Странное место, принялся размышлять Олег Владимирович, отмахиваясь платком от мух и комаров. Летом жара словно в Африке. А зимы, сказывают… Даже не верится.
Белый прикрыл глаза. Последние дни, проведённые в Благовещенске, вновь нахлынули на него. Беседа
Олег Владимирович с силой тряхнул головой. Так дело не пойдёт. Он уже фактически изводит себя возложенным поручением. Эдак и до расстройства организма недалече. Хотя бы сейчас, в дороге, следует отвлечься, отдохнуть, расслабиться. Он достал из внутреннего кармана модного английского пиджака плоскую фляжку с коньяком, сделал маленький глоток, вновь спрятал её и направил мысли в другое, более приятное, русло.

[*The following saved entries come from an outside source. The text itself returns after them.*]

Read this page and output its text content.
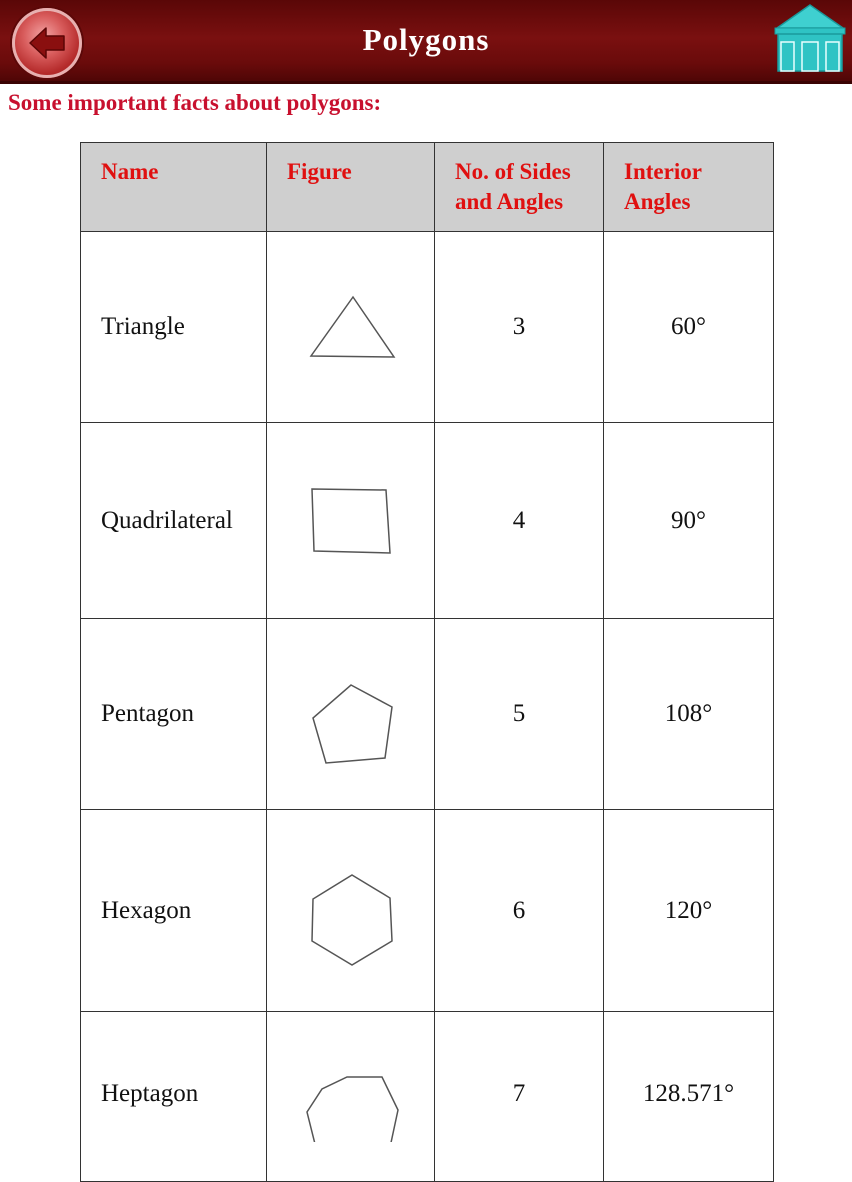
Polygons
Some important facts about polygons:
Name	Figure	No. of Sides and Angles	Interior Angles
Triangle		3	60°
Quadrilateral		4	90°
Pentagon		5	108°
Hexagon		6	120°
Heptagon		7	128.571°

Анна Алексеевна — конечно же! Лицо и голос Анны Алексеевны предстали в его сознании столь явственно, что дыхание перехватило от сильных чувств. Вот ему представился её локон, мягко струящийся на узком, хрупком плече. Уголки рта, чуть приподнятые в призывной улыбке. Руки. Маленькие, с тонкими, словно зябкими, пальцами. Когда он целовал руку при знакомстве, ощутил нежный, возбуждающий аромат кожи. В тот момент пальчики слегка дрогнули, поцелуй Олега Владимировича был не только данью традиции, но и знаком пробуждающейся страсти. Аннушка явно почувствовала тогда его состояние. «Аннушка»… Странно, как это милое слово, хоть и в мыслях, вырвалось у него само собой. И как оно удивительно ласково звучит: Аннушка.

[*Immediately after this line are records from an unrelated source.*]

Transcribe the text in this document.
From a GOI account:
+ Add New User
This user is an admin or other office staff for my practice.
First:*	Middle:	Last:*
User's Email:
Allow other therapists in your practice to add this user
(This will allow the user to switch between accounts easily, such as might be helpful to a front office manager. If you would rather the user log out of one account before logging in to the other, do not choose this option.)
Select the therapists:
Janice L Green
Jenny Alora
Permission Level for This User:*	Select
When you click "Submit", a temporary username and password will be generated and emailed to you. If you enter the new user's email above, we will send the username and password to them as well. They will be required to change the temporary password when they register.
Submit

Гром с небес отвлек Белого от приятных размышлений. Кучер обернулся:
— А я что говорил? Сейчас ливанёт. Как из ведра.
— Так перебирайся ко мне, — Олег Владимирович кивнул на место рядом с собой.
— Не положено, ваше благородие.
— Мне лучше знать, что положено, а что нет. Садись! — теперь уже приказал Белый.
Кучер послушно сполз с облучка и уселся рядом с барином.
— До Марковской-то далеко еще? — поинтересовался Белый.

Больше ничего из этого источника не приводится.